Constitutional Health Network:
These Simple Holiday Stress-Busters Will Give Your Brain a Break
I can’t talk about stress often enough. It’s the 800-pound gorilla in the room when we’re talking about all the ills of the modern world, the secret ingredient in so many “lifestyle” diseases. You can do everything else in your power to get your health back on track, only to have it undermined by constant stress. And right now—the holiday season—a time that’s supposed to be about love and togetherness and good will—is one of the most stressful times of the year for most of us. And stress, as we all know, takes a toll on us at every level, both physical and psychological.
Of course, some of this is “good” stress—visiting with children or grandchildren we might not see as often as we’d like, family get-togethers, and so on. And some of it is “bad” stress—worrying about what kind of gift we should buy so-and-so, worrying about money, family get-togethers (again) and more. There’s a reason we see more heart attacks and strokes around Christmas, and I can spell it out for you with just a few letters:
So what can you do to reduce your stress during this holiday season? It’s important to remember that while stress manifests in your body, it originates in your mind.
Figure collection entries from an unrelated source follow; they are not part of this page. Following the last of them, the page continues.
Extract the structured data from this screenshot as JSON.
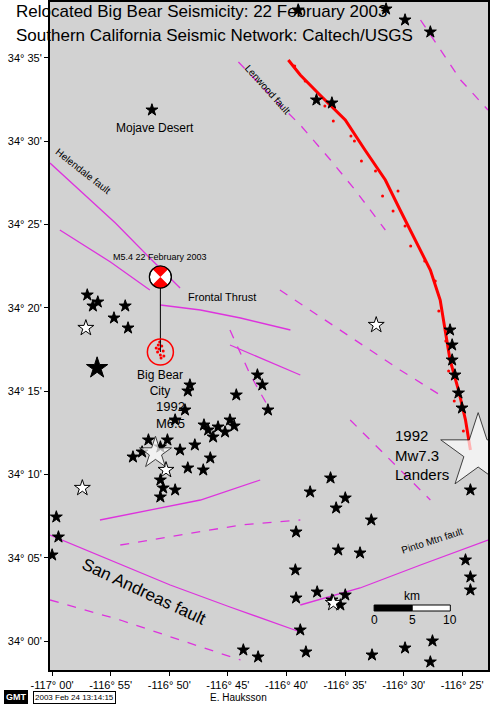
{
  "chart_data": {
    "type": "map",
    "title": "Relocated Big Bear Seismicity: 22 February 2003",
    "subtitle": "Southern California Seismic Network: Caltech/USGS",
    "xlim": [
      -117.003,
      -116.38
    ],
    "ylim": [
      33.971,
      34.639
    ],
    "xticks": [
      {
        "value": -117,
        "label": "-117° 00'"
      },
      {
        "value": -116.91667,
        "label": "-116° 55'"
      },
      {
        "value": -116.83333,
        "label": "-116° 50'"
      },
      {
        "value": -116.75,
        "label": "-116° 45'"
      },
      {
        "value": -116.66667,
        "label": "-116° 40'"
      },
      {
        "value": -116.58333,
        "label": "-116° 35'"
      },
      {
        "value": -116.5,
        "label": "-116° 30'"
      },
      {
        "value": -116.41667,
        "label": "-116° 25'"
      }
    ],
    "yticks": [
      {
        "value": 34,
        "label": "34° 00'"
      },
      {
        "value": 34.08333,
        "label": "34° 05'"
      },
      {
        "value": 34.16667,
        "label": "34° 10'"
      },
      {
        "value": 34.25,
        "label": "34° 15'"
      },
      {
        "value": 34.33333,
        "label": "34° 20'"
      },
      {
        "value": 34.41667,
        "label": "34° 25'"
      },
      {
        "value": 34.5,
        "label": "34° 30'"
      },
      {
        "value": 34.58333,
        "label": "34° 35'"
      }
    ],
    "grid": false,
    "faults": {
      "color": "#dd33dd",
      "lines": [
        {
          "line_style": "dash",
          "x": [
            -116.735,
            -116.69,
            -116.647,
            -116.604,
            -116.569,
            -116.526
          ],
          "y": [
            34.579,
            34.546,
            34.516,
            34.481,
            34.451,
            34.411
          ]
        },
        {
          "line_style": "solid",
          "x": [
            -117.003,
            -116.96,
            -116.91,
            -116.861,
            -116.818
          ],
          "y": [
            34.478,
            34.45,
            34.418,
            34.383,
            34.353
          ]
        },
        {
          "line_style": "solid",
          "x": [
            -116.846,
            -116.789,
            -116.732,
            -116.661
          ],
          "y": [
            34.336,
            34.331,
            34.323,
            34.311
          ]
        },
        {
          "line_style": "dash",
          "x": [
            -116.747,
            -116.718,
            -116.69
          ],
          "y": [
            34.311,
            34.266,
            34.231
          ]
        },
        {
          "line_style": "solid",
          "x": [
            -116.647,
            -116.562,
            -116.476,
            -116.38
          ],
          "y": [
            34.036,
            34.053,
            34.076,
            34.101
          ]
        },
        {
          "line_style": "solid",
          "x": [
            -117.003,
            -116.917,
            -116.832,
            -116.747,
            -116.647
          ],
          "y": [
            34.106,
            34.081,
            34.056,
            34.034,
            34.009
          ]
        },
        {
          "line_style": "dash",
          "x": [
            -117.003,
            -116.903,
            -116.818,
            -116.732
          ],
          "y": [
            34.041,
            34.021,
            34.001,
            33.981
          ]
        },
        {
          "line_style": "dash",
          "x": [
            -116.903,
            -116.818,
            -116.732,
            -116.647
          ],
          "y": [
            34.096,
            34.106,
            34.116,
            34.121
          ]
        },
        {
          "line_style": "dash",
          "x": [
            -116.476,
            -116.419,
            -116.38
          ],
          "y": [
            34.621,
            34.561,
            34.531
          ]
        },
        {
          "line_style": "dash",
          "x": [
            -116.676,
            -116.59,
            -116.505,
            -116.448
          ],
          "y": [
            34.351,
            34.311,
            34.271,
            34.246
          ]
        },
        {
          "line_style": "dash",
          "x": [
            -116.576,
            -116.519,
            -116.462
          ],
          "y": [
            34.221,
            34.181,
            34.141
          ]
        },
        {
          "line_style": "solid",
          "x": [
            -116.989,
            -116.917,
            -116.861
          ],
          "y": [
            34.411,
            34.379,
            34.351
          ]
        },
        {
          "line_style": "solid",
          "x": [
            -116.747,
            -116.647
          ],
          "y": [
            34.296,
            34.266
          ]
        },
        {
          "line_style": "solid",
          "x": [
            -116.932,
            -116.789,
            -116.704
          ],
          "y": [
            34.121,
            34.141,
            34.161
          ]
        }
      ]
    },
    "rupture": {
      "color": "#ff0000",
      "x": [
        -116.664,
        -116.647,
        -116.619,
        -116.583,
        -116.555,
        -116.526,
        -116.505,
        -116.483,
        -116.462,
        -116.448,
        -116.441,
        -116.434,
        -116.422,
        -116.412,
        -116.405
      ],
      "y": [
        34.581,
        34.566,
        34.546,
        34.521,
        34.491,
        34.461,
        34.431,
        34.401,
        34.371,
        34.341,
        34.311,
        34.281,
        34.251,
        34.221,
        34.191
      ]
    },
    "aftershocks": {
      "color": "#ff0000",
      "x": [
        -116.655,
        -116.64,
        -116.612,
        -116.6,
        -116.575,
        -116.56,
        -116.54,
        -116.53,
        -116.515,
        -116.498,
        -116.49,
        -116.47,
        -116.455,
        -116.45,
        -116.44,
        -116.436,
        -116.428,
        -116.415,
        -116.57,
        -116.508,
        -116.848,
        -116.844,
        -116.846,
        -116.85,
        -116.842,
        -116.845,
        -116.849,
        -116.841,
        -116.847,
        -116.852
      ],
      "y": [
        34.575,
        34.56,
        34.535,
        34.52,
        34.505,
        34.48,
        34.47,
        34.445,
        34.43,
        34.415,
        34.395,
        34.38,
        34.36,
        34.33,
        34.3,
        34.27,
        34.24,
        34.21,
        34.5,
        34.45,
        34.292,
        34.295,
        34.286,
        34.289,
        34.29,
        34.283,
        34.296,
        34.285,
        34.299,
        34.293
      ]
    },
    "events": [
      {
        "marker": "star",
        "color": "#000000",
        "x": [
          -116.858,
          -116.65,
          -116.525,
          -116.498,
          -116.462,
          -116.624,
          -116.602,
          -116.95,
          -116.935,
          -116.942,
          -116.896,
          -116.912,
          -116.892,
          -116.434,
          -116.431,
          -116.431,
          -116.427,
          -116.422,
          -116.417,
          -116.708,
          -116.738,
          -116.701,
          -116.693,
          -116.804,
          -116.807,
          -116.811,
          -116.784,
          -116.825,
          -116.836,
          -116.863,
          -116.846,
          -116.818,
          -116.797,
          -116.771,
          -116.778,
          -116.764,
          -116.754,
          -116.747,
          -116.741,
          -116.785,
          -116.775,
          -116.807,
          -116.872,
          -116.885,
          -116.846,
          -116.842,
          -116.846,
          -116.825,
          -116.633,
          -116.604,
          -116.596,
          -116.583,
          -116.653,
          -116.994,
          -116.991,
          -117.0,
          -116.654,
          -116.593,
          -116.562,
          -116.546,
          -116.653,
          -116.623,
          -116.602,
          -116.59,
          -116.583,
          -116.405,
          -116.412,
          -116.405,
          -116.405,
          -116.728,
          -116.707,
          -116.647,
          -116.639,
          -116.459,
          -116.462,
          -116.498,
          -116.545
        ],
        "y": [
          34.531,
          34.631,
          34.632,
          34.621,
          34.609,
          34.541,
          34.538,
          34.346,
          34.339,
          34.335,
          34.335,
          34.323,
          34.313,
          34.311,
          34.296,
          34.281,
          34.266,
          34.248,
          34.233,
          34.266,
          34.246,
          34.256,
          34.231,
          34.256,
          34.25,
          34.231,
          34.216,
          34.221,
          34.201,
          34.201,
          34.194,
          34.191,
          34.196,
          34.204,
          34.211,
          34.214,
          34.209,
          34.221,
          34.215,
          34.171,
          34.183,
          34.173,
          34.189,
          34.184,
          34.161,
          34.153,
          34.144,
          34.151,
          34.149,
          34.163,
          34.133,
          34.143,
          34.109,
          34.124,
          34.104,
          34.086,
          34.071,
          34.091,
          34.088,
          34.121,
          34.043,
          34.049,
          34.041,
          34.036,
          34.046,
          34.151,
          34.081,
          34.064,
          34.051,
          33.991,
          33.984,
          34.011,
          33.989,
          34.0,
          33.979,
          33.993,
          33.986
        ]
      },
      {
        "marker": "star",
        "color": "#000000",
        "x": [
          -116.936
        ],
        "y": [
          34.273
        ]
      },
      {
        "marker": "star",
        "color": "#ffffff",
        "x": [
          -116.539,
          -116.952,
          -116.957,
          -116.6,
          -116.838
        ],
        "y": [
          34.316,
          34.313,
          34.153,
          34.038,
          34.171
        ]
      },
      {
        "marker": "star",
        "color": "#ffffff",
        "x": [
          -116.853,
          -116.394
        ],
        "y": [
          34.188,
          34.189
        ],
        "magnitude": [
          6.5,
          7.3
        ]
      }
    ],
    "mainshock": {
      "marker": "circle-open",
      "color": "#ff0000",
      "x": -116.846,
      "y": 34.289
    },
    "focal_mechanism": {
      "color": "#ff0000",
      "x": -116.846,
      "y": 34.364,
      "label": "M5.4 22 February 2003"
    },
    "labels": [
      {
        "lines": [
          "Mojave Desert"
        ],
        "x": -116.853,
        "y": 34.513
      },
      {
        "lines": [
          "Lenwood fault"
        ],
        "x": -116.693,
        "y": 34.552
      },
      {
        "lines": [
          "Helendale fault"
        ],
        "x": -116.955,
        "y": 34.47
      },
      {
        "lines": [
          "Frontal Thrust"
        ],
        "x": -116.758,
        "y": 34.344
      },
      {
        "lines": [
          "Big Bear",
          "City"
        ],
        "x": -116.846,
        "y": 34.258
      },
      {
        "lines": [
          "1992",
          "M6.5"
        ],
        "x": -116.832,
        "y": 34.226
      },
      {
        "lines": [
          "1992",
          "Mw7.3",
          "Landers"
        ],
        "x": -116.515,
        "y": 34.186
      },
      {
        "lines": [
          "Pinto Mtn fault"
        ],
        "x": -116.459,
        "y": 34.101
      },
      {
        "lines": [
          "San Andreas fault"
        ],
        "x": -116.87,
        "y": 34.05
      }
    ],
    "scale_bar": {
      "title": "km",
      "x": -116.542,
      "y": 34.033,
      "ticks": [
        0,
        5,
        10
      ]
    },
    "credits": {
      "software": "GMT",
      "timestamp": "2003 Feb 24 13:14:15",
      "author": "E. Hauksson"
    }
  }
}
So while physical steps like getting enough sleep and eating well are certainly important steps to reducing stress, some of the most helpful things you can do for yourself are purely emotional. And they all boil down to one simple premise: take a little time for yourself.
Yes, the holidays are all about sharing and caring and putting a smile on other people’s faces, but make sure you’re caring for and nurturing yourself while you’re at it.  So this holiday season, take a few minutes each day to give yourself one of these small gifts:

Savor the little things

…And I do mean little things. Something as small as taking the time to really enjoy that cup of coffee without worrying about what you think you “ought” to be doing can make a difference. So take a minute to be mindful. Sit down and savor that cup of coffee (or tea, or glass of wine) instead of rushing around the house with cup, mug or glass in hand while you’re trying to do a dozen different things. A real coffee break can be an oasis of peace in the midst of a hectic day.

Take a long, hot bath

Baths get short shrift in our busy, shower-happy world. And that’s a shame. A long, hot bath might not be the best thing for your skin if you do it every day, but it’s an incredible stress-reliever. So grab yourself some bubbles. Turn down the lights and turn on some soothing music. Light a candle…and let the day’s stress drain away.

Laugh—a lot

There’s a reason for the old saying about laughter being the best medicine. Laughter helps relieve stress. And it’s not all in your head—giving in to laughter has a real, concrete physical effect on your body and your brain. It actually lowers your levels of stress hormones. It cues your brain to release those feel-good chemicals like dopamine and serotonin. So like the saying says: Live simply, love deeply…and laugh often. Your stress level will plummet.

Order out

For most people, Christmas time seems to revolve around food. Everyone has their special recipes they only bring out at Christmas. People who might not touch their stove all year can be found in the kitchen baking. In the last few days leading up to the Big Day itself, your pots and pans might come to feel like balls and chains and simply putting dinner on the table after all that work can be the straw that broke the camel’s back.
If that’s where you’re at, give yourself a break. While you’ll never hear me advocate for junk food, once in awhile the trade-off in stress reduction is worth it. It’s ok to order a pizza on Christmas Eve if you’re already frazzled and dinner seems like too much to bear. It’s fine to order in Chinese when you’ve spent the day making goodies for tomorrow. Just don’t turn it into an everyday habit.

Give yourself permission to not be perfect

I think we all have a picture in our minds of the perfect Christmas. And like too many other things in our lives, it’s largely a product of…advertising. For weeks or even months before the actual holiday, we’re bombarded with images of what Christmas “should” be. And no matter how much we’d like to think we’re immune to this type of manipulation, we tend to internalize it. We compare ourselves—and our families, and our holiday—to a picture-perfect ideal that just isn’t possible.
Because here’s the truth: unless you’re shooting a movie script, there is no such thing as the perfect Christmas. Life is messy. Families are messy. Sometimes the food burns. Sometimes the pie crust is tough instead of flaky.
Sometimes the weather doesn’t cooperate. Sometimes we didn’t get the “perfect” gift for someone special. Sometimes (especially with kids or grandkids) the house still looks like a tornado hit it when everyone turns up…
…and that’s all ok.
None of us are perfect, and holding yourself to an impossible standard does nothing but create a lot of unnecessary stress. So give yourself permission to be imperfect. Next year, you’ll be laughing about it.
Because guess what? This Christmas is the perfect Christmas. And cutting your stress will make it even more perfect.